We also need to assess our lifestyles. Do they conform to God’s will for our lives? The happiness experienced by those who live without God in their lives is shallow and short-lived. (Believe me, I know what I'm talking about. I have tried many times, even in my years as a Christian, to try to live my way rather than God's. God's way is better!) Those who strive each day to follow God have a happiness that does not end, even when life gets hard.
Take a seemingly insignificant example. A man I know recently told me that increasingly lately, he’d found himself falling into the pattern of taking God’s Name in vain. He wasn’t cussing anybody out, really. He was just using God’s Name as an apostrophe or a space-filler in his sentences. He didn’t even notice at first.
A fellow Christian and a good friend saw this and finally told him, “You know, Ted, I’ve noticed that you’ve been doing this a lot lately. I’m not God. But I wonder what this new habit might be doing to your relationship with God and how others see your faith.”
To his credit, Ted, took his friend’s words to heart. He remembered Martin Luther’s Small Catechism explanation of the Second Commandment: “You shall not take the Name of the Lord your God in vain” and realized that God gave us the privilege of using His Name only for “prayer, praise, and thanksgiving.”
Ted had been using God’s Name for purposes other than those for which God had given it in the first place; in other words, he’d used God’s Name in vain. He also realized that over the months that this habit had taken hold of him, there had been a slow erosion of his respect for God. He felt sure too, that his unchurched friends had heard him and thought less of him and of the God he claimed to follow.

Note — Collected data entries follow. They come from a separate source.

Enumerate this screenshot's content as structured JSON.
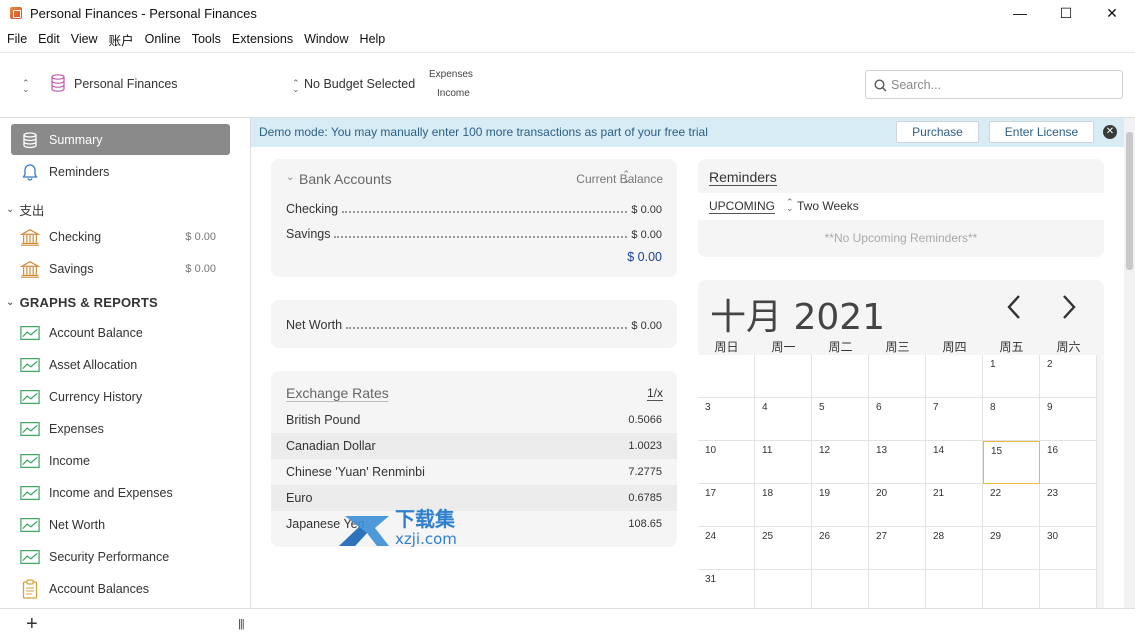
{
  "window": {
    "title": "Personal Finances - Personal Finances",
    "controls": {
      "minimize": "—",
      "maximize": "☐",
      "close": "✕"
    }
  },
  "menu": [
    "File",
    "Edit",
    "View",
    "账户",
    "Online",
    "Tools",
    "Extensions",
    "Window",
    "Help"
  ],
  "toolbar": {
    "account_name": "Personal Finances",
    "budget": "No Budget Selected",
    "expenses": "Expenses",
    "income": "Income",
    "search_placeholder": "Search..."
  },
  "sidebar": {
    "summary": "Summary",
    "reminders": "Reminders",
    "expenses_header": "支出",
    "accounts": [
      {
        "label": "Checking",
        "amount": "$ 0.00"
      },
      {
        "label": "Savings",
        "amount": "$ 0.00"
      }
    ],
    "graphs_header": "GRAPHS & REPORTS",
    "reports": [
      "Account Balance",
      "Asset Allocation",
      "Currency History",
      "Expenses",
      "Income",
      "Income and Expenses",
      "Net Worth",
      "Security Performance",
      "Account Balances"
    ]
  },
  "bottombar": {
    "add": "+",
    "columns": "|||"
  },
  "banner": {
    "text": "Demo mode:  You may manually enter 100 more transactions as part of your free trial",
    "purchase": "Purchase",
    "license": "Enter License",
    "close": "✕"
  },
  "bank": {
    "title": "Bank Accounts",
    "balance_label": "Current Balance",
    "rows": [
      {
        "label": "Checking",
        "amount": "$ 0.00"
      },
      {
        "label": "Savings",
        "amount": "$ 0.00"
      }
    ],
    "total": "$ 0.00"
  },
  "networth": {
    "label": "Net Worth",
    "amount": "$ 0.00"
  },
  "exchange": {
    "title": "Exchange Rates",
    "toggle": "1/x",
    "rows": [
      {
        "name": "British Pound",
        "rate": "0.5066"
      },
      {
        "name": "Canadian Dollar",
        "rate": "1.0023"
      },
      {
        "name": "Chinese 'Yuan' Renminbi",
        "rate": "7.2775"
      },
      {
        "name": "Euro",
        "rate": "0.6785"
      },
      {
        "name": "Japanese Yen",
        "rate": "108.65"
      }
    ]
  },
  "reminders_card": {
    "title": "Reminders",
    "upcoming": "UPCOMING",
    "period": "Two Weeks",
    "empty": "**No Upcoming Reminders**"
  },
  "calendar": {
    "month_title": "十月 2021",
    "prev": "<",
    "next": ">",
    "weekdays": [
      "周日",
      "周一",
      "周二",
      "周三",
      "周四",
      "周五",
      "周六"
    ],
    "leading_blanks": 5,
    "days_in_month": 31,
    "today": 15
  },
  "watermark": {
    "brand": "下载集",
    "site": "xzji.com"
  }
}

Ted’s assessment of this one element of his lifestyle led him to repent for his sin and to ask for God’s help in treating His Name with greater respect.

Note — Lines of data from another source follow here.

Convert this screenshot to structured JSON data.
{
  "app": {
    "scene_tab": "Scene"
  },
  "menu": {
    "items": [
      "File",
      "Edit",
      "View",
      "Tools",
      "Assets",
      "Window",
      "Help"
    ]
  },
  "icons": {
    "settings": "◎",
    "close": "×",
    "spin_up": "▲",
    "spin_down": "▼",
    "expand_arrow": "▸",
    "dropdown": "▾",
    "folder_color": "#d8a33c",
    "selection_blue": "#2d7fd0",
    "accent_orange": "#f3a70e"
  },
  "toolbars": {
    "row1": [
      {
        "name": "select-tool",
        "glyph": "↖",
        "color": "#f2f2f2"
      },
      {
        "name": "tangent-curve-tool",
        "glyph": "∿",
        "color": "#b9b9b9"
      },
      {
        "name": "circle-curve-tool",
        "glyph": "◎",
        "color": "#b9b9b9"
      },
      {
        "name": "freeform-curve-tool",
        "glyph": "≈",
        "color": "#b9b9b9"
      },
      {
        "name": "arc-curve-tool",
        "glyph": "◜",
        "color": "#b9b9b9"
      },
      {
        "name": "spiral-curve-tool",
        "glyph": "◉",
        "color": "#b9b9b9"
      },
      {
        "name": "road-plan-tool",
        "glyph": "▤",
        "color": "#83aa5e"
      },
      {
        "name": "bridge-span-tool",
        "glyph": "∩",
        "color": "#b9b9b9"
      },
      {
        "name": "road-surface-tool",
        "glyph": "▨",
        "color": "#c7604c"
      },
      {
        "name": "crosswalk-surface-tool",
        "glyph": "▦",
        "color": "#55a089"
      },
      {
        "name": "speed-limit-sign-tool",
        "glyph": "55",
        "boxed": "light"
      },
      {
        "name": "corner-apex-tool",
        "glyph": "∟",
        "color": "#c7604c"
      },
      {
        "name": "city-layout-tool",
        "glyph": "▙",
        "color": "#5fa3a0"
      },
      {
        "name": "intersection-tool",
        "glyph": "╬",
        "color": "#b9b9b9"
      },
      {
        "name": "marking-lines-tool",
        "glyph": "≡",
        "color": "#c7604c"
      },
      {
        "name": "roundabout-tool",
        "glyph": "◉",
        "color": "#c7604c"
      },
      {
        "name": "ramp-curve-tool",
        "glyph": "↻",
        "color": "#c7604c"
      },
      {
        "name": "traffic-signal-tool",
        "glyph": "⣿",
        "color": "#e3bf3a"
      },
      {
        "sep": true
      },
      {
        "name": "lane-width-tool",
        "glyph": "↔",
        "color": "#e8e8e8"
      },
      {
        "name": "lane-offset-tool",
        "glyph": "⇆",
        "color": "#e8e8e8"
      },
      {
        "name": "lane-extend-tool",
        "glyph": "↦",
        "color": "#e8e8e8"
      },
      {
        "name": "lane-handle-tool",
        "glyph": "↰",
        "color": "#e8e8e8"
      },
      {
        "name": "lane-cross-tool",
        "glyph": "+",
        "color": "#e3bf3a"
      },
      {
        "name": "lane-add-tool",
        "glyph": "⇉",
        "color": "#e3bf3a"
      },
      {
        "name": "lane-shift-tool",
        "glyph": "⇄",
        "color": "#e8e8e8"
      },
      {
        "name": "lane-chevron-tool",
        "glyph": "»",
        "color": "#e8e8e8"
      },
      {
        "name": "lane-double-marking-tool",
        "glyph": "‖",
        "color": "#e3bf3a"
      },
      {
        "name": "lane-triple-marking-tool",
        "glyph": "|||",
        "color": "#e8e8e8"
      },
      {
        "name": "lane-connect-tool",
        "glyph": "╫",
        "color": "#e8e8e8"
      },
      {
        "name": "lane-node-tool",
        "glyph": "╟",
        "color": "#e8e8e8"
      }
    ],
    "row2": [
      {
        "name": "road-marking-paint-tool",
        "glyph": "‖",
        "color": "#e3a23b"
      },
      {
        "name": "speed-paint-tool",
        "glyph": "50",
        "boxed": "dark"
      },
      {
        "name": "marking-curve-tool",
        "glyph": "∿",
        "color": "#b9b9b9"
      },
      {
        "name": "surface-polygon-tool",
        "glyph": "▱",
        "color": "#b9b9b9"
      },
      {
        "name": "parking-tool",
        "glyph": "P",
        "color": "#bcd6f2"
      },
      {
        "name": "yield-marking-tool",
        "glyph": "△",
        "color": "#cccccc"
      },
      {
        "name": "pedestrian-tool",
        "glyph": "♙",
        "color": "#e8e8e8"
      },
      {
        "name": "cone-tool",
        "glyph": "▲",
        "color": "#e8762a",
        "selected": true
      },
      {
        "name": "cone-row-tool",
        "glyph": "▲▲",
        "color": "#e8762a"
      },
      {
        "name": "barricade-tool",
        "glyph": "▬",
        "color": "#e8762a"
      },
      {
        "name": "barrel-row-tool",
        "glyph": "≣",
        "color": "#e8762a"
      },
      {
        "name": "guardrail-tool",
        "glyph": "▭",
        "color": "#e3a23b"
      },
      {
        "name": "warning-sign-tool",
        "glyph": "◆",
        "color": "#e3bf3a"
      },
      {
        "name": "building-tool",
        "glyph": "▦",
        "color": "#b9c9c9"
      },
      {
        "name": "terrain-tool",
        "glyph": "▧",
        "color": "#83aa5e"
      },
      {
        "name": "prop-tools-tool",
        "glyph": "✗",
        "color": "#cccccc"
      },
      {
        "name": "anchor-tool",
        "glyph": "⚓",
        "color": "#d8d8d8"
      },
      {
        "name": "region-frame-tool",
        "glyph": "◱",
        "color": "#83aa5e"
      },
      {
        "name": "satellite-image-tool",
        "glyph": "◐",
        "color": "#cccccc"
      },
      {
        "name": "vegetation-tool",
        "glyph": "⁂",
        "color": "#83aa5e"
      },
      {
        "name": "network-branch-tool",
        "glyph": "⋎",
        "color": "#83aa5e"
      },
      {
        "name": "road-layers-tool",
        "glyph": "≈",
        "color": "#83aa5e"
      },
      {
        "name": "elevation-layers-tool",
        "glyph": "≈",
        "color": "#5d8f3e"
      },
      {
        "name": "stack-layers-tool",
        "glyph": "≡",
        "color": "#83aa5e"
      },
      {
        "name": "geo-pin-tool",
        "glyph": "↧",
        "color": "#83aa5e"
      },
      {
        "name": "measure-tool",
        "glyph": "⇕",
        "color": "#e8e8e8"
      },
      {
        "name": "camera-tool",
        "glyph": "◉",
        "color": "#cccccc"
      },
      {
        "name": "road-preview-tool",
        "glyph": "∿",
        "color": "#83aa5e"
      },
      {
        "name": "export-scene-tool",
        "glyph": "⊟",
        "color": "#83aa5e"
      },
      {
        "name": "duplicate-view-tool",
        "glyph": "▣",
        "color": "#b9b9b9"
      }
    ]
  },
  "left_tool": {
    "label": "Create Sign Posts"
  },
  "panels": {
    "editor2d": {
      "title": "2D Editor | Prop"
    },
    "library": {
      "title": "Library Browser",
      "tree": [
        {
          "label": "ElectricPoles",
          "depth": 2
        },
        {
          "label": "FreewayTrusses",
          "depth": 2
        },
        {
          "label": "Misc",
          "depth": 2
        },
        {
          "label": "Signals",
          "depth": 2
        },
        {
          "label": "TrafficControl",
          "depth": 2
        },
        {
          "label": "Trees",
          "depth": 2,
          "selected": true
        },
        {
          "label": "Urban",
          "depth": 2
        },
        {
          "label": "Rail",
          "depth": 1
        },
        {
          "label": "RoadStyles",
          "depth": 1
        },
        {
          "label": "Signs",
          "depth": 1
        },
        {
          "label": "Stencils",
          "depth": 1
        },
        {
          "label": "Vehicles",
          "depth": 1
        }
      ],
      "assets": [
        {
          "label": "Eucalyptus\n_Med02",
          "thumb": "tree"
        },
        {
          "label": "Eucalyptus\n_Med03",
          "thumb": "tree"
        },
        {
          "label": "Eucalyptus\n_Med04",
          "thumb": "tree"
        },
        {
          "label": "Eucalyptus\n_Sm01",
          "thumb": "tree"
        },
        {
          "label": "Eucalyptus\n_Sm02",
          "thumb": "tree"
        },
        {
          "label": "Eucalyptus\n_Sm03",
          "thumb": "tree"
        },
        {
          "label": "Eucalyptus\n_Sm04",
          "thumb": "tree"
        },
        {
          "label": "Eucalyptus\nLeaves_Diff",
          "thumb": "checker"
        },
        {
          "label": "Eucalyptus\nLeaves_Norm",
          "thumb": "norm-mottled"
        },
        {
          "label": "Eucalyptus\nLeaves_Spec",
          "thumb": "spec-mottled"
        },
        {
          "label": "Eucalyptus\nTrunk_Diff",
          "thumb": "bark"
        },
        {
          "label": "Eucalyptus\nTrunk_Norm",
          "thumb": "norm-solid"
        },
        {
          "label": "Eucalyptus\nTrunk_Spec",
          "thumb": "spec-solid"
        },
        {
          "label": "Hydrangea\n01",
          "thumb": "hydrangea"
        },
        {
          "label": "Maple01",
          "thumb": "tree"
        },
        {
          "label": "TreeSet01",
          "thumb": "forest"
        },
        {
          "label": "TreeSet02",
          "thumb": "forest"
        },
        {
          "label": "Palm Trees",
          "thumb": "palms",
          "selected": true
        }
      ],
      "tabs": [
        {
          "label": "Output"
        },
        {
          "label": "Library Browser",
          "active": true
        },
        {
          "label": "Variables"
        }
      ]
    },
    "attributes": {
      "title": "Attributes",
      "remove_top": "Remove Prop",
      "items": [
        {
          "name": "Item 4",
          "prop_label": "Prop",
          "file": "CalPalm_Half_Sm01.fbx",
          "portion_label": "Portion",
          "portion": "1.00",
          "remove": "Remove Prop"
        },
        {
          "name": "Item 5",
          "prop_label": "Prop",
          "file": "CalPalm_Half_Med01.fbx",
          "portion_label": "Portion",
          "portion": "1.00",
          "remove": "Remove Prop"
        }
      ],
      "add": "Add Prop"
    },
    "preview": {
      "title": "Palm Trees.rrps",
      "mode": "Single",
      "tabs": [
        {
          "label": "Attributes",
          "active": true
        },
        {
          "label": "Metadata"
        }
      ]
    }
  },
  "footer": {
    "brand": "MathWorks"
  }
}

We need to see the true conditions of our lives and we need to assess our lifestyles.
We also need to change our wardrobe. I’m not talking about changing our clothes. Paul says that we need to put off the works of darkness---that means life without God---and instead, “put on the Lord Jesus Christ.” It’s all very fine for us to know our faults and want to turn from them. But until we cover ourselves with the forgiveness and power of Jesus Christ, we will be incapable of living the lives that both God and we expect of us.
The writer of our Bible lesson, Paul, wrestled with this himself. In another part of Romans he writes: “I can will what is right [in other words, I can make all sorts of resolutions], but I cannot do it. For I do not do the good I want to do, but the evil I do not want to do is what I do.”

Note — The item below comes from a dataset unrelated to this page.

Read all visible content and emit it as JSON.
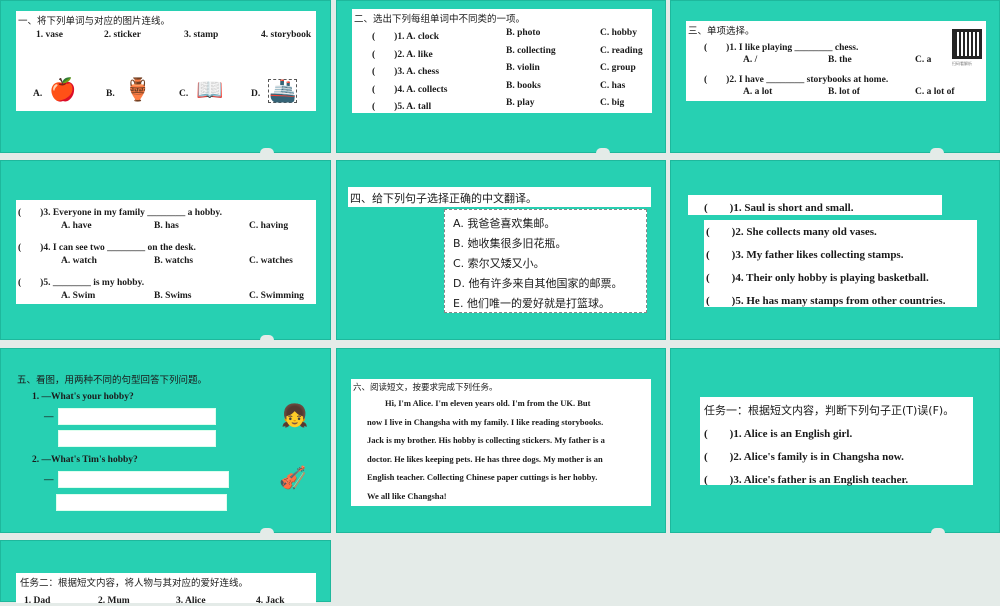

Have you ever felt that way? I sure have and often do. Several shelves of my books at home contain programs of self-improvement. But the fact is that until I let Jesus Christ take control of me---all its nooks, crannies, relationships, and habits---I am incapable of doing little more than tweaking around the edges of my life. Jesus Christ can change us from the inside out, if we will only let Him. But it's a process, one with which God is willing to be patient and with which He asks us to be equally patient.
Today, we’re waiting for Christmas, we're waiting for the moment when we see Jesus face to face, and we’re awaiting the return for our Savior Jesus at the end of the world.
All of these events will prove disappointing, the latter eternally disappointing, unless we learn how to wait.
Christmas morning will arrive, the ends of our lives will come, and the world will end and we’ll ask, “Is that all there is?”... unless we can make the three elements of holy waiting that Paul talks about in our lesson today become integral to our lifestyles.
- We need to wake up and see the true conditions of our lives.
- We need to assess our lifestyles.
- We need to cover ourselves with the love, grace, and power of Christ.
Instead, we'll ask God, “Is there no end to the goodness You bring to me, Lord?”
And God will say, “No, My Child, the good stuff will be yours forever and ever.” Amen!